International film festivals have faced unprecedented challenges and difficult decisions during the global pandemic, with smaller European festivals among them.
Organisers have spent the past 18 months having to decide whether to cancel or postpone and then weigh up the pros and cons of staging their festival in-person; with online elements; or to opt for a totally virtual event.
However, the pandemic was not the only reason why last year’s edition of Tallinn Black Nights Film Festival in Estonia was presented as a physical and online event.
“We’re hybrid for good,” says Black Nights festival director Tiina Lokk. “It’s been a long-standing plan to be more online and reach beyond our previous borders, expanding our footprint beyond mainly one city in November.
“Going online in 2020 was an opportunity to build for the future, designing infrastructure for the years ahead to launch new initiatives like our Web Cinema and lay the groundwork for our new Discovery Campus for film talent, our PÖFF Film School for Estonian youngsters and the Creative Gate database for regional professionals.”
At other festivals such as New Horizons in Poland and FilmFestival Cottbus in Germany, the re-introduction of lockdown measures in the autumn scuppered their plans for hybrid editions, and their film programmes were forced to shift entirely online.
“But we were prepared for that scenario and decided very early on about establishing our own online platform to be independent and flexible,” explains New Horizons IFF director Marcin Pieńkowski, stating that the festival attracted 15% more new viewers as a result of the virtual format.

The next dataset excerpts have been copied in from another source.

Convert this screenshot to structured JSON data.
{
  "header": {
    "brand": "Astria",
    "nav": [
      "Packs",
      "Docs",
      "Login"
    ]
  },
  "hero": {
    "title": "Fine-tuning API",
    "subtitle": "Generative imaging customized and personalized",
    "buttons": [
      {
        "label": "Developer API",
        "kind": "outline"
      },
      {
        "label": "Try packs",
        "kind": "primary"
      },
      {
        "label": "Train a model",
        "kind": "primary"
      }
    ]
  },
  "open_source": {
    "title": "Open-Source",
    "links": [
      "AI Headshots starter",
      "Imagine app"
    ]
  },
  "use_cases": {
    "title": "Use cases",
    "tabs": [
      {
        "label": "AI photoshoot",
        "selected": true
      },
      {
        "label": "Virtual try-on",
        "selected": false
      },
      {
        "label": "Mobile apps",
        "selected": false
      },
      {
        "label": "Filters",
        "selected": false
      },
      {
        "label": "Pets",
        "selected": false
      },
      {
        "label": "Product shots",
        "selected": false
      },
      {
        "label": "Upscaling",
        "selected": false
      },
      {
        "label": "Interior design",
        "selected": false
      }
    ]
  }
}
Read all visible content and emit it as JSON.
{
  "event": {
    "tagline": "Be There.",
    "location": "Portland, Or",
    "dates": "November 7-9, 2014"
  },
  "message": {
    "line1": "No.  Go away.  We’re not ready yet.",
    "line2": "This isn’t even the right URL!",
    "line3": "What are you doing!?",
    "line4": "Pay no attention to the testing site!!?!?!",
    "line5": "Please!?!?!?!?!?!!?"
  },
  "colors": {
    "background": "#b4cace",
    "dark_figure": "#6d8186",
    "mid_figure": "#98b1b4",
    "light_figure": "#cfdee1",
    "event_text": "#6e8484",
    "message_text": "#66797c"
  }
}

“Thankfully, most of the licensors were prepared to give us licenses for online exploitation within a limited time and geographical area,” adds Bernd Buder, director of FilmFestival Cottbus, whose 30th edition was eventually held online in December.
“It meant that we could attract viewers from throughout Germany who wouldn’t otherwise have made their way to Cottbus due to time constraints or financial reasons.”
However, this current virtual reality is unlikely to become the dominant feature of film festivals going forward.
“Of course, the most important part of the festival is to meet and to watch films on the big screen – the physical part will always be the heart of the festival,” says Pieńkowski who opened the 21st edition of New Horizons with Julia Ducournau’s Palme d’Or winner Titane on August 12.
“Word of mouth [about the films showing at a festival] may function quite well on the net via social media, but it’s not as good as in the adrenalin-charged atmosphere of a festival,” says Buder.
Radical changes proposed
As if the pandemic was not creating enough hurdles for festival directors, the European film festival landscape may undergo radical changes if the European Union’s Creative Europe MEDIA strand were to concentrate its funding solely on festival networks in the future rather than support individual festivals.
A start in this direction had been made last year when seven networks were supported by MEDIA in a new call for projects.
They included the Moving Images Borders network bringing festivals from Germany, Lithuania, Italy, Spain, France and Serbia to focus on gender programming, audience design, staff exchange and film literacy, among other things, and the Network of Festivals in the Adriatic Region, a collaborative venture in former Yugoslavia coordinated by Sarajevo Film Festival with partners in Croatia, Serbia and Montenegro.
The concerns aired by 65 European film festivals and nine Ministers of Culture from EU member states about the abolishment of individual festival funding appear to have been allayed since the publication of Creative Europe’s 2021 Work Programme at the end of May - at least, for the time being.
According to the Commission’s document, festival funding for this year is being granted “exceptionally” as a biannual support - instead of for just one year - “as a support measure for the festivals which were disrupted by the Covid-19 crisis with a view to providing more stable funding.”
The document also pointed out that support to individual festivals under this year’s Work Programme “will be subsequently complemented in 2022 by support to European networks of festivals, building on the successful networks funded previously.”
While the Culture strand of Creative Europe has always supported collaborative networks, MEDIA’s focus has been on single beneficiaries.
However, Emmanuel Joly, senior expert at the Commission’s directorate general for communications, networks, content and technology, says the trend to greater collaboration had already begun within the MEDIA strand with its support for selective distribution and for European VoD networks and operators.
“Apart from the question of efficient management of public funds, the idea behind support for collaboration is to encourage European players to join forces in order to strengthen their capacity to follow the evolution of the market, to strengthen their capacity to invest in new technology, and to share and exchange best practices,” said Joly.